Without waiting, he lifted up the perambulator and carried it in his easy way. She was obliged to follow him; but she remained so confused, so frightened by this important adventure in her uneventful every-day life, that she looked on, only able to stutter fragments of sentences.
“Dear me! sir, it is too much trouble—I feel quite ashamed—you will find it very awkward. My husband will be very pleased—”
And she entered her room and locked herself in, this time hermetically, with a sort of shame. Octave thought that she was stupid. The perambulator was a great deal in his way for it prevented him opening his door wide, and he had to slip into his room sideways. But his neighbour seemed to be won over, more especially as Monsieur Gourd consented to authorize the obstruction at that end of the passage, thanks to Campardon’s influence.
Every Sunday, Marie’s parents, Monsieur and Madame Vuillaume, came to spend the day. On the Sunday following, as Octave was going out, he beheld all the family seated taking their coffee, and he was discreetly hastening by, when the young woman, whispering quickly in her husband’s ear, the latter jumped up, saying:
“Excuse me, sir, I am always out, I have not yet had an opportunity of thanking you. But I wish to tell you how pleased I was—”

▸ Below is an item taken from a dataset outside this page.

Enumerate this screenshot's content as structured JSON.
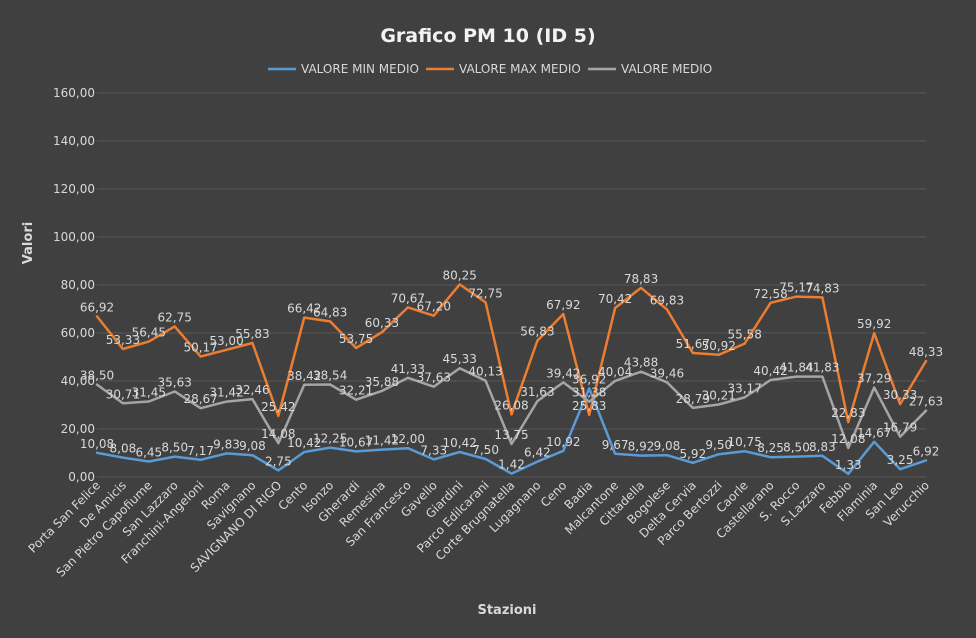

Octave protested. At length he was obliged to give in. Though he had already had his coffee, they made him accept another cup. They gave him the place of honour, between Monsieur and Madame Vuillaume. Opposite to him, on the other side of the round table, Marie was again thrown into one of those confused conditions which at any minute, without apparent cause, brought all the blood from her heart to her face. He watched her, never having seen her at his ease. But, as Trublot said, she was not his fancy: she seemed to him wretched and washed out, with her flat face and her thin hair, though her features were refined and pretty. When she recovered herself a little, she laughed lightly as she again talked of the perambulator, about which she found a great deal to say.